Bien avant le péplum, un personnage si outrancier n’a pas manqué d’inspirer les écrivains, tels Racine (Britannicus, 1669) et Dumas (Acté, 1838) sur le sol français, mais également les musiciens dans le reste de l’Europe, comme Biber (Arminio, 1690), Keiser (Octavia, 1705), Rubinstein (Nero, 1879) ou encore Mascagni (Nerone, 1935) [lire notre critique du DVD]. Ce dernier fit preuve de la nuance évoquée plus haut.
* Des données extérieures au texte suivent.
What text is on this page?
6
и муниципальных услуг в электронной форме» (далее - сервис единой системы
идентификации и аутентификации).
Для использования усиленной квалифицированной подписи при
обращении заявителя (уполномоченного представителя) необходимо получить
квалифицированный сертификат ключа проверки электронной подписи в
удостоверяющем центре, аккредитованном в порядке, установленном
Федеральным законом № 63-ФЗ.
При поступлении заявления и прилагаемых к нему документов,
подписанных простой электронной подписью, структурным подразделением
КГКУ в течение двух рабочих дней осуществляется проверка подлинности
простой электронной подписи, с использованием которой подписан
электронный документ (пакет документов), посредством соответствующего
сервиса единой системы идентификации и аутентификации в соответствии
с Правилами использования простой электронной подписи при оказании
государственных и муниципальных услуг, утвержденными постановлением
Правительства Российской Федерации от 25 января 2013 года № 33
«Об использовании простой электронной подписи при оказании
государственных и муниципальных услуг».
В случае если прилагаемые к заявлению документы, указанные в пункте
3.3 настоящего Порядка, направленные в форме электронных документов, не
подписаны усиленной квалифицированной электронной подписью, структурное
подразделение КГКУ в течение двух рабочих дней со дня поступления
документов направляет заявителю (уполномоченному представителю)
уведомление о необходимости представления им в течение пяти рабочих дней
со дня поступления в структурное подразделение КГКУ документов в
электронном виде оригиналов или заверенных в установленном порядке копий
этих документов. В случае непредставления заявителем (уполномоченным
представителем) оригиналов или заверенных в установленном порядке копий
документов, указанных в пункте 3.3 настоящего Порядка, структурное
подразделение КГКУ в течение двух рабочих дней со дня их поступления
Fasciné depuis sa jeunesse par le tyran décrit par le dramaturge Pietro Cossa (1871), l’auteur d’Iris [lire notre chronique du 26 juillet 2016] l’envisage de même « humanisé, sans cothurne » : « Néron fut cruel, davantage par peur que par instinct, il se comporta comme une femmelette superstitieuse, vile, mais il s’avéra bon poète autant que peintre, sculpteur, acteur et chanteur. […] Tout ce qu’il y a de curieux, de facile, de misérable, de comique, de bizarre, d’envoûtant qui pouvait ressortir de ce personnage fort intéressant, a été pour moi force de suggestion » (in Charlotte Ginot-Slacik et Michela Niccolai, Musiques dans l’Italie fasciste, Fayard, 2019) [lire notre critique de l’ouvrage].
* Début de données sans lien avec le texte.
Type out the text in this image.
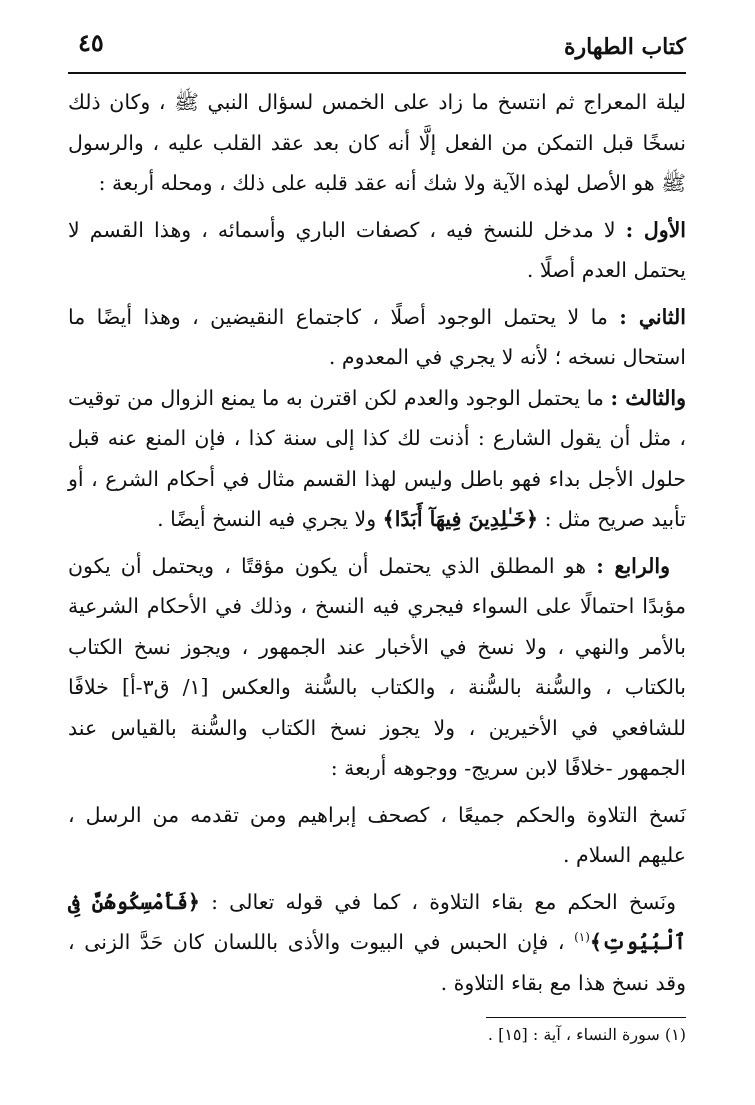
كتاب الطهارة
٤٥

ليلة المعراج ثم انتسخ ما زاد على الخمس لسؤال النبي ﷺ ، وكان ذلك نسخًا قبل التمكن من الفعل إلَّا أنه كان بعد عقد القلب عليه ، والرسول ﷺ هو الأصل لهذه الآية ولا شك أنه عقد قلبه على ذلك ، ومحله أربعة :

الأول : لا مدخل للنسخ فيه ، كصفات الباري وأسمائه ، وهذا القسم لا يحتمل العدم أصلًا .

الثاني : ما لا يحتمل الوجود أصلًا ، كاجتماع النقيضين ، وهذا أيضًا ما استحال نسخه ؛ لأنه لا يجري في المعدوم .

والثالث : ما يحتمل الوجود والعدم لكن اقترن به ما يمنع الزوال من توقيت ، مثل أن يقول الشارع : أذنت لك كذا إلى سنة كذا ، فإن المنع عنه قبل حلول الأجل بداء فهو باطل وليس لهذا القسم مثال في أحكام الشرع ، أو تأبيد صريح مثل : ﴿خَـٰلِدِينَ فِيهَآ أَبَدًا﴾ ولا يجري فيه النسخ أيضًا .

والرابع : هو المطلق الذي يحتمل أن يكون مؤقتًا ، ويحتمل أن يكون مؤبدًا احتمالًا على السواء فيجري فيه النسخ ، وذلك في الأحكام الشرعية بالأمر والنهي ، ولا نسخ في الأخبار عند الجمهور ، ويجوز نسخ الكتاب بالكتاب ، والسُّنة بالسُّنة ، والكتاب بالسُّنة والعكس [١/ ق٣-أ] خلافًا للشافعي في الأخيرين ، ولا يجوز نسخ الكتاب والسُّنة بالقياس عند الجمهور -خلافًا لابن سريج- ووجوهه أربعة :

نَسخ التلاوة والحكم جميعًا ، كصحف إبراهيم ومن تقدمه من الرسل ، عليهم السلام .

ونَسخ الحكم مع بقاء التلاوة ، كما في قوله تعالى : ﴿فَأَمْسِكُوهُنَّ فِى ٱلْبُيُوتِ﴾$^{(١)}$ ، فإن الحبس في البيوت والأذى باللسان كان حَدَّ الزنى ، وقد نسخ هذا مع بقاء التلاوة .

(١) سورة النساء ، آية : [١٥] .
Quelques années plus tôt, le compositeur et librettiste renommé Arrigo Boito (1842-1818), auteur du fameux Mefistofele [lire nos chroniques des productions de Robert Carsen, Giancarlo Del Monaco, Balázs Kovalik et Roland Schwab], s’éteignait en laissant inachevé son propre Nerone, longuement mûri et maintes fois retouché. Sur proposition d’Arturo Toscanini qui assura la création à La Scala, le 1er mai 1924, les compositeurs Antonio Smareglia (1854-1929), puis Vincenzo Tommasini (1878-1950) terminèrent l’orchestration du quatrième acte.
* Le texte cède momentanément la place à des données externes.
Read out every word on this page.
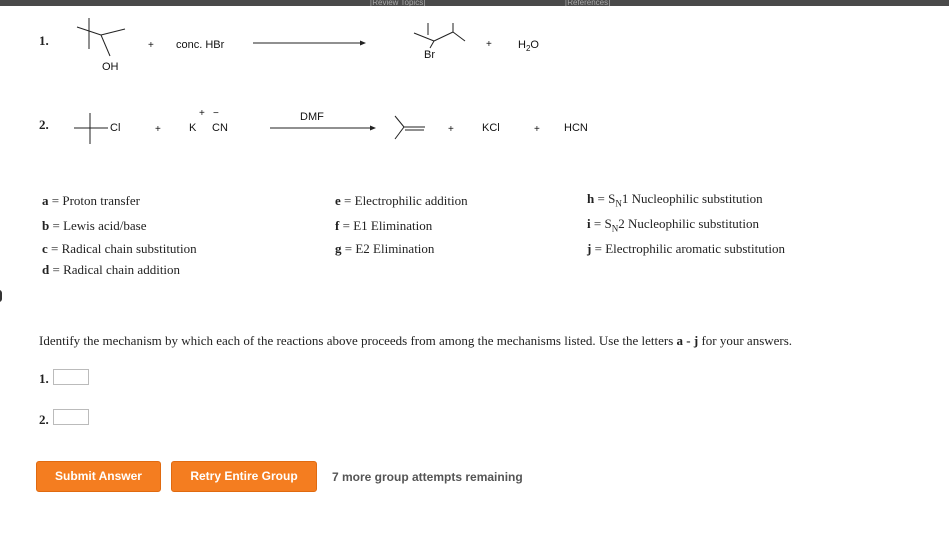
[Review Topics]	[References]
1.
OH
+ conc. HBr
Br
+ $H_2O$
2.	Cl	+
+ −
K CN
DMF
+	KCl	+ HCN
a = Proton transfer
b = Lewis acid/base
c = Radical chain substitution
d = Radical chain addition
e = Electrophilic addition
f = E1 Elimination
g = E2 Elimination
$h = S_N1$ Nucleophilic substitution
$i = S_N2$ Nucleophilic substitution
j = Electrophilic aromatic substitution
Identify the mechanism by which each of the reactions above proceeds from among the mechanisms listed. Use the letters a - j for your answers.
1.
2.
Submit Answer	Retry Entire Group	7 more group attempts remaining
C’est au Bregenzer Festspiele que nous retrouvons l’ouvrage, à l’été 2021, dans une mise en scène malheureusement confiée à Olivier Tambosi [lire nos chroniques de Jenůfa et d’Amleto] – accompagné par Frank Philipp Schlössmann (décors) et Gesine Völlm (costumes). Brouillant les époques (ici une toge, là un phonographe), mais aussi les identités (avec des tenues souvent identiques, comme si tous se valaient durant la décadence), et parfois les genres, abusant d’une symbolique désolante (des ailes ici, des béquilles là), le natif de Paris n’éclaire en rien le livret déjà obscur signé Boito, où les tensions entre la religion impériale et le christianisme s’illustrent par un fatras de références historico-mythologiques. L’absence de sous-titrage français désoriente davantage.
En revanche, la partie vocale de cette production apporte toute satisfaction, si l’on excepte Rafael Rojas, rôle-titre inégal sur la longueur malgré des moments vifs et tonitruants [lire notre chronique d’Otello]. Il est bien entouré par Lucio Gallo (Simon le Magicien), au baryton coloré, expressif et nuancé [lire nos chroniques de Simon Boccanegra, Manon Lescaut, Don Pasquale, La fanciulla del West à Torre del Lago, Amsterdam et New York, enfin d’Il tabarro], ainsi que par Miklós Sebestyen (le praticien Tigellino), d’une grande stabilité [lire nos chroniques de Die Meistersinger von Nürnberg, Aleko et I puritani]. On aime également le chant de Svetlana Aksenova (Asteria) qui gagne en liberté, intensité et passion [lire nos chroniques de Rusalka, Le conte du tsar Saltan et Zazà], comme celui des deux artistes incarnant les chrétiens Fanuèl et Rubria : Brett Polegato allie souplesse, élégance et velouté [lire nos chroniques de Die Zauberflöte, Tristan und Isolde, Dinner at Eight et Tosca], tandis qu’Alessandra Volpe possède une présence remarquable [lire nos chroniques de Norma, Don Giovanni et Madama Butterfly]. Signalons également la voix sûre de Taylan Reinhard (Gobrias) et Ilya Kutyukhin (Dositèo) dans des rôles secondaires, et la performance du Chœur Philharmonique de Prague. Sous la direction attentive de Dirk Kaftan [lire notre chronique de Make no noise], les Wiener Sinfoniker délivrent la musique qui brasse l’héritage austro-germanique (Wagner, Malher, Strauss) et celui de Verdi, où se repèrent des cousinages chatoyants (Busoni, Respighi, Wolf-Ferrari, etc.).